Sports / Culture

Quand Norman Mailer croquait Mohammed Ali, «Le Plus Grand Athlète du Monde»

Temps de lecture : 5 min

En 1975, l’écrivain américain avait livré avec Le Combat du siècle, récit du match Ali-Foreman à Kinshasa, un des livres les plus passionnants jamais publiés sur le sport.

Ali Foreman AFP
Ali Foreman AFP

Avant ou après lui, il y eut Marilyn Monroe, Neil Armstrong, le premier homme sur la Lune, Gary Gilmore, le condamné à mort qui exigeait d’être exécuté, ou encore Lee Harvey Oswald, l’assassin de Kennedy. En 1975, Mohammed Ali, mort vendredi 3 juin 2016, rejoignait la galerie de portraits de l’écrivain américain Norman Mailer avec «The Fight» (Le Combat du siècle), un des plus passionnants récits jamais publiés sur le sport.

Un accès privilégié aux combattants

Engagé pour écrire un reportage pour le magazine Playboy et un livre, l’auteur des Nus et les Morts doit couvrir le combat qui va opposer Ali à George Foreman, champion du monde poids lourds invaincu, à Kinshasa en octobre 1974: le «Rumble in the Jungle».

L’ouvrage s’ouvre sur un portrait d’Ali, aperçu sur son camp d’entraînement en Pennsylvanie: «C’est toujours un choc de le revoir. Non pas “live”, comme à la télévision, mais bien vivant en face de vous, au mieux de sa forme. À cet instant, le Plus Grand Athlète du Monde court le danger d’être aussi le plus beau mâle que nous ayons et le vocabulaire de l’afféterie se profile à l’horizon, inévitable: la respiration des femmes “s’accélère”, les hommes “baissent les yeux” devant ce nouveau rappel de leur petitesse. Même s’il n’ouvrait jamais la bouche pour troubler les strates gélatineuses de l’opinion publique, Ali inspirerait cependant l’amour et la haine, car il est le prince du Ciel, ainsi que le proclame le silence qui s’établit autour de son corps quand il irradie.» [1]

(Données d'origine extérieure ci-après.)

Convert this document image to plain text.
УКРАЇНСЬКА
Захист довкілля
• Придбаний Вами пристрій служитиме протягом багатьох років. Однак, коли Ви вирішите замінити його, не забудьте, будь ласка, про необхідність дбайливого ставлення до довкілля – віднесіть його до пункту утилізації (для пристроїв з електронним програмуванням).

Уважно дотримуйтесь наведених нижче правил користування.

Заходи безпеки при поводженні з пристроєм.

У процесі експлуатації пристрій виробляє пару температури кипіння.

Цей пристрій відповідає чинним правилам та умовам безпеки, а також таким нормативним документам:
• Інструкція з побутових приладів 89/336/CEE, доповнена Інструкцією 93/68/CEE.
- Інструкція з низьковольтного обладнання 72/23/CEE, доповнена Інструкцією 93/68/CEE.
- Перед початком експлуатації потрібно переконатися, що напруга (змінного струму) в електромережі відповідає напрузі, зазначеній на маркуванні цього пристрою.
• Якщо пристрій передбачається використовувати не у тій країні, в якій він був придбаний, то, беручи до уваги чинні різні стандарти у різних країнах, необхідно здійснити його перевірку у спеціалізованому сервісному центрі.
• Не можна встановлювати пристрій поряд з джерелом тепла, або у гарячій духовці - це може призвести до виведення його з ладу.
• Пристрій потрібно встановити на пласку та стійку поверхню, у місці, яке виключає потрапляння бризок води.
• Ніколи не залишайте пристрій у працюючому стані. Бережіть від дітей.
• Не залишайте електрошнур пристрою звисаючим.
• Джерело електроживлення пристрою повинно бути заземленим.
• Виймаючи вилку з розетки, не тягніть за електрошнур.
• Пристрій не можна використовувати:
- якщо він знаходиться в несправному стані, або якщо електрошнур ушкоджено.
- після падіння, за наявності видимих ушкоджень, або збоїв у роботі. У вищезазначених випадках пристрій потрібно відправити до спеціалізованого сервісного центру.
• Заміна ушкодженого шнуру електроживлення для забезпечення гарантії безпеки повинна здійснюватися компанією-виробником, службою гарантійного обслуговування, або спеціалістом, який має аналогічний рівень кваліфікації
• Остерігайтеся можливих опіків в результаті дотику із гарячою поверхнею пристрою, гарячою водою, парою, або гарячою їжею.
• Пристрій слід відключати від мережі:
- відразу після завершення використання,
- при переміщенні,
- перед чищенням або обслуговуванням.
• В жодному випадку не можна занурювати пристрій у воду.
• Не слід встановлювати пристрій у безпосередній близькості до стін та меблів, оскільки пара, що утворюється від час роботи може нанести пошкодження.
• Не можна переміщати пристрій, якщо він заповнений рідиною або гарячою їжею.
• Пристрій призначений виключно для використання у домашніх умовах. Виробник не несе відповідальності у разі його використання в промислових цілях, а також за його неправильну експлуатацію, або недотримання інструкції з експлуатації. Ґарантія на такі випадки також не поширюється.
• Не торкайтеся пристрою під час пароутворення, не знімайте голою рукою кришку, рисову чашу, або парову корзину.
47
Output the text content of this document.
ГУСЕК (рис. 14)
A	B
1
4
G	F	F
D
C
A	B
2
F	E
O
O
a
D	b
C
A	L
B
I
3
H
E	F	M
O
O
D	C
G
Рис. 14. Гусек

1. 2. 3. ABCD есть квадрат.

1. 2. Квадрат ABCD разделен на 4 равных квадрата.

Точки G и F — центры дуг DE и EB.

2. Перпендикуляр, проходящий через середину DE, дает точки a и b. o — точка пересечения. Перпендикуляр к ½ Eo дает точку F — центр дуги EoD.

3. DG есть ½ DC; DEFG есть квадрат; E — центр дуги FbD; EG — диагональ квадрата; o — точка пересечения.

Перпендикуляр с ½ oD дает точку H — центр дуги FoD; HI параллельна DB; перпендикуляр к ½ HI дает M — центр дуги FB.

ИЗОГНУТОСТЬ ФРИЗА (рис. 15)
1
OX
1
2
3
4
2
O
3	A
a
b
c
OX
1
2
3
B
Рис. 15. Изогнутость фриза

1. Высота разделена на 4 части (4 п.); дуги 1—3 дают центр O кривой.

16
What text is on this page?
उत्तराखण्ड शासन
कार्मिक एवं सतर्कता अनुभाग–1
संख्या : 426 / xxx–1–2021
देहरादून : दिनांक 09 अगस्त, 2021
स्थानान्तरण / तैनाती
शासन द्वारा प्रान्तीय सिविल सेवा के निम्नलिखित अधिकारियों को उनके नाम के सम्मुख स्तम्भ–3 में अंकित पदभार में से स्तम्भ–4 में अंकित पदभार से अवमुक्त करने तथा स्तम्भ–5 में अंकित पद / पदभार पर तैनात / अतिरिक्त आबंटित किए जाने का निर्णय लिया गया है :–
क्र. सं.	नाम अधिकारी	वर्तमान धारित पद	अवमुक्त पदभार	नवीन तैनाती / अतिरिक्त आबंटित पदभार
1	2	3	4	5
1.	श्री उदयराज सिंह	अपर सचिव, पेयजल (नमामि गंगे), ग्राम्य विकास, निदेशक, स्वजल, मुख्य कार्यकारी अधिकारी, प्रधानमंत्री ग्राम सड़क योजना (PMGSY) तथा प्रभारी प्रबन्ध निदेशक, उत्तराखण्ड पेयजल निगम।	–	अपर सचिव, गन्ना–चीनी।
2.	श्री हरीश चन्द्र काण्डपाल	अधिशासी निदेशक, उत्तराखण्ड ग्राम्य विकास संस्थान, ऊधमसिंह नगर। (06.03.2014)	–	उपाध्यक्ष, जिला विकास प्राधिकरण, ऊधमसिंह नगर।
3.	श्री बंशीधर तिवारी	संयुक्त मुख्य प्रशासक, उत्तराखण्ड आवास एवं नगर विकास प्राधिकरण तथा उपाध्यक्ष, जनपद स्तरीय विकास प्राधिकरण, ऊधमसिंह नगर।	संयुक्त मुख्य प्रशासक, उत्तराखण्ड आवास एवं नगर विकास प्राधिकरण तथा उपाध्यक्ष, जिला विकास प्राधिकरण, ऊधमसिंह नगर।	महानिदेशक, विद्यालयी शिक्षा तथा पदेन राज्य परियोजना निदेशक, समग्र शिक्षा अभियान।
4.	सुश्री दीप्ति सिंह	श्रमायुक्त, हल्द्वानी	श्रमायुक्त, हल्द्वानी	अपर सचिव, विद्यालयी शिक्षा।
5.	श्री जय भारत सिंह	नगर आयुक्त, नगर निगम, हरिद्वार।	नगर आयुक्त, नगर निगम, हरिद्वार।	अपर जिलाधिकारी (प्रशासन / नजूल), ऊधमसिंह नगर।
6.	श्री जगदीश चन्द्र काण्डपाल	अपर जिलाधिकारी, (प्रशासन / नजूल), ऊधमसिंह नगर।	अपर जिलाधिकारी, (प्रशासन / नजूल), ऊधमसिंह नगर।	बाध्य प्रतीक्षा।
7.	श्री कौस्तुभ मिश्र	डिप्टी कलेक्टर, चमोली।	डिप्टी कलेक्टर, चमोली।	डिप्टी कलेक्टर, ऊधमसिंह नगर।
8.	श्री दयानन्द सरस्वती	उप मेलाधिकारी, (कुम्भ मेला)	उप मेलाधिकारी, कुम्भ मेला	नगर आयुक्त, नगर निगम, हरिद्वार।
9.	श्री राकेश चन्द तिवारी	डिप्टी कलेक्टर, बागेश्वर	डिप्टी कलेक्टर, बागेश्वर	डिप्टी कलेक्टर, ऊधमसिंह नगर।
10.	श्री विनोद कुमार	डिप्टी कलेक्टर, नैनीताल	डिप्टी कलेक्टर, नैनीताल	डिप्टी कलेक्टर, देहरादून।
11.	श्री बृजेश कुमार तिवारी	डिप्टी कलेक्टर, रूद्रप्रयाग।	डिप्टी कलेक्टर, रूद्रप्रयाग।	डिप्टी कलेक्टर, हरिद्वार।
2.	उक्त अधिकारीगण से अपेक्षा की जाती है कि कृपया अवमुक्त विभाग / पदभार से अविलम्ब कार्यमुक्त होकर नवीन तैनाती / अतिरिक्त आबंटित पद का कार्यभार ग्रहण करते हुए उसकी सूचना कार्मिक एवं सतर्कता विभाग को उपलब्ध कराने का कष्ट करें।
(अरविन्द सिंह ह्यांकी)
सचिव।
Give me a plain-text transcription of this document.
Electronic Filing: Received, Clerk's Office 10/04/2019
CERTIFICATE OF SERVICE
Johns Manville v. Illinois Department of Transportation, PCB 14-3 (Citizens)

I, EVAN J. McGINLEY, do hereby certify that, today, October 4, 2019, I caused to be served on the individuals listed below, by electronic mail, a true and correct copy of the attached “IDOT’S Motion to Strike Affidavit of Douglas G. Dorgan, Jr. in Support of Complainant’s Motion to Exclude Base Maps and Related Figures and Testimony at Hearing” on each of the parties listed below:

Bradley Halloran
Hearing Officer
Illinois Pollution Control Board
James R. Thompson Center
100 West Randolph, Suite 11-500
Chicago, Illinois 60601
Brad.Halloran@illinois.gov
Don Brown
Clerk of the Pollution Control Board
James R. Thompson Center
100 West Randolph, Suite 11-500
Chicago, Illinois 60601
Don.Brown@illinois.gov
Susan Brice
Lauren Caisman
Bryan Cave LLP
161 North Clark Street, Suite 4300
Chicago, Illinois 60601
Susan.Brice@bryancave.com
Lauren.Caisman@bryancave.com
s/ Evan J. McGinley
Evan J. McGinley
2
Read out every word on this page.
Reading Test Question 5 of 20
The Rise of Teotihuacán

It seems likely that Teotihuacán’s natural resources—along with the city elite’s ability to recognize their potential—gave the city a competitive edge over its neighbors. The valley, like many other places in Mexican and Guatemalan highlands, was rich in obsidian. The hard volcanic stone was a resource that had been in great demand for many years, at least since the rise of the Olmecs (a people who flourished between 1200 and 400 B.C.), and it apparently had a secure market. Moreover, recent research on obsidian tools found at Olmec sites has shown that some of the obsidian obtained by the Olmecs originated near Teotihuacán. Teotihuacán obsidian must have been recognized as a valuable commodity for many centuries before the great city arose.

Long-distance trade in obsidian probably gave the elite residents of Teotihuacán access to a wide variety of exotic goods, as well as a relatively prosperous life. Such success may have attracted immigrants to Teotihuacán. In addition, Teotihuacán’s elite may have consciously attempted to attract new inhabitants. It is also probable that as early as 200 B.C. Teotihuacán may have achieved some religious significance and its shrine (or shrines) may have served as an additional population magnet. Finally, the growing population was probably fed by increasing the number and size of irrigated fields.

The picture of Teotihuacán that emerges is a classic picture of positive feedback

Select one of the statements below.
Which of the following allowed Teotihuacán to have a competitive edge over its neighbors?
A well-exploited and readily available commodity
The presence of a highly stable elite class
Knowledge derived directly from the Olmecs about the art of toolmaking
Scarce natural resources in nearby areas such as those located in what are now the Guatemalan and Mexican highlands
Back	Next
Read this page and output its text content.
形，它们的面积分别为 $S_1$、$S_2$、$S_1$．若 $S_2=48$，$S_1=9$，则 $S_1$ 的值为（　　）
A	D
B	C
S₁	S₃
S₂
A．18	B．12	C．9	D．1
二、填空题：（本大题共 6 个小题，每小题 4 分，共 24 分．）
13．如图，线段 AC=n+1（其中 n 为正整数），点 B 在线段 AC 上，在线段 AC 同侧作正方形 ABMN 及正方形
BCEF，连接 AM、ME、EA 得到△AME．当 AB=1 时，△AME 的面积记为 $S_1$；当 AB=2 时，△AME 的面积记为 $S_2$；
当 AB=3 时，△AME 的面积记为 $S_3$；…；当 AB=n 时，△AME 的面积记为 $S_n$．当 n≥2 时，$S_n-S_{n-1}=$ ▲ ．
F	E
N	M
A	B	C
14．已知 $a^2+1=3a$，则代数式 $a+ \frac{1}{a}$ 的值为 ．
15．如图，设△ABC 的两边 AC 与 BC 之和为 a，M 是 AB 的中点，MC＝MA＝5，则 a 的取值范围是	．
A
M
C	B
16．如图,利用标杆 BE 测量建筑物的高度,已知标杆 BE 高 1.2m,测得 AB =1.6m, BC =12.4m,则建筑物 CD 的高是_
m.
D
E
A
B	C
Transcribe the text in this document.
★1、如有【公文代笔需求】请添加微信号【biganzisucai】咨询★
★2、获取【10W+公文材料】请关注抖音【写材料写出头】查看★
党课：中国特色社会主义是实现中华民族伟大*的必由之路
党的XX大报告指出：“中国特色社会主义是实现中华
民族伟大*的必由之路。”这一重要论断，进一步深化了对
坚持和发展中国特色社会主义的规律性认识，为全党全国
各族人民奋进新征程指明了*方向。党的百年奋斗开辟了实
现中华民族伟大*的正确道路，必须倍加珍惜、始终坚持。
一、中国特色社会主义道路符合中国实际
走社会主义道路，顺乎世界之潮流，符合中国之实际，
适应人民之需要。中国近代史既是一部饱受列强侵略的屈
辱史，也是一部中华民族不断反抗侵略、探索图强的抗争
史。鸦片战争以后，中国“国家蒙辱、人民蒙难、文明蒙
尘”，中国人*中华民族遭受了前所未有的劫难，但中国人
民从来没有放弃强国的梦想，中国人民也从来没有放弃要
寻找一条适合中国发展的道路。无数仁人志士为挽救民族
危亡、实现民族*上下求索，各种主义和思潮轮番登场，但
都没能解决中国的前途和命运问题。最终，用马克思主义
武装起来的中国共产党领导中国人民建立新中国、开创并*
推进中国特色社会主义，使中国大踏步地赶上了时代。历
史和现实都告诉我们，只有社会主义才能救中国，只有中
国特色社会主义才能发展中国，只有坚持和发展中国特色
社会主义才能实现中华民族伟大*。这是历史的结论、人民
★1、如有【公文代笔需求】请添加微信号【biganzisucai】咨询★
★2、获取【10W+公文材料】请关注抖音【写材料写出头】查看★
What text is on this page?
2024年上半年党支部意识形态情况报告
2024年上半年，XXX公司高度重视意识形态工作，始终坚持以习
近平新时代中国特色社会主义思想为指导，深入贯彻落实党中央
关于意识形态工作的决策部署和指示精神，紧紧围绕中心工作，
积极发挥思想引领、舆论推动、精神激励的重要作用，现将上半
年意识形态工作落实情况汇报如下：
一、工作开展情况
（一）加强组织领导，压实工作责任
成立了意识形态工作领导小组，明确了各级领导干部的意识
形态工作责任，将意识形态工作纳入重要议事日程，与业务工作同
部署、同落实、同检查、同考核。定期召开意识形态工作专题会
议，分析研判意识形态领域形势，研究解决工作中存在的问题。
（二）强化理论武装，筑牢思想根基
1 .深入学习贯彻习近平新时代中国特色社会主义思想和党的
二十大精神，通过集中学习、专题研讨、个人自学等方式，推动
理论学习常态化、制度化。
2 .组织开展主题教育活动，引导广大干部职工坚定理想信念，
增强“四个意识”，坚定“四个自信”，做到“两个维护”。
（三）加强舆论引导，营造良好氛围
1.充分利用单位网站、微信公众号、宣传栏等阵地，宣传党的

Encore plus que les envoyés spéciaux vedettes de la presse américaine, Mailer dispose d’un accès privilégié aux deux combattants: Foreman le qualifie de «champion d’écriture», comme il le ferait d’un titre de boxe poids lourds, et Ali le présente à ses proches en disant «C’est un grand écrivain. No’min est un sage, un vrai», et lui lit ses propres vers. Le livre ne porte pourtant pas tant sur le combat des deux boxeurs que sur la rencontre d’un homme, Ali, d’un moment, sa résurrection (il a été privé de combat de 1967 à 1970 pour avoir refusé la conscription, et a échoué aux points à reconquérir son titre contre Joe Frazier en 1971), et d’un continent, l’Afrique. Cette Afrique qu’incarne ici le Congo devenu Zaïre du dictateur Mobutu, sponsor du combat et figure omniprésente de «ce régime révolutionnaire noir […] parvenu à combiner certains des aspects les plus étouffants du communisme avec ce que le capitalisme présentait de pire».

Ali se taille donc la part du lion, le livre faisant la part belle à ses aphorismes et bravades:

«Cette rencontre, ça ne va pas seulement être le plus formidable èèèvènement de la boxe mais le plus grand èèèèvènement de l’histoire mondiale

«Si je gagne, je serai le Kissinger noir

«En Amérique, […] ils ne voient pas que je me sers de la boxe pour surmonter des obstacles qu’on ne peut pas dépasser autrement. […] Je ne fais pas tout ça pour la beauté du sport mais pour changer un tas, un tas de choses.»

Portrait d'une faune

Mais le plaisir immense pris à la lecture du livre naît aussi de la façon dont Mailer parvient à le décentrer par moments de la figure d’Ali pour brosser le portrait de la faune si particulière d’un grand match de boxe. On y voit évoluer l’entraîneur Drew Bundini, qui lâche une nouvelle fois son célèbre conseil «Frappe comme un papillon, attaque comme une guêpe». Le promoteur Don King, grand ordonnateur de ce combat à 5 millions de dollars par boxeur, qui raconte ses années de prison et fait part à Mailer de son admiration pour le philosophe «Ni-tcheu». L’écrivain gonzo Hunter S. Thompson, venu couvrir le match pour le magazine Rolling Stone, «une boule de nerfs en équilibre sur une deuxième, le tout propulsé par des patins à roulettes qui grinçaient continuellement», et qui choisira de passer le match dans sa baignoire à picoler. Et Mailer bien sûr, personnage lui-même, hâbleur et inlassable théoricien, qui propose un soir à Ali de l’accompagner dans son jogging nocturne et lâche prise après trois kilomètres au petit trot, fatigué par un copieux dîner, quelques verres et une soirée au casino.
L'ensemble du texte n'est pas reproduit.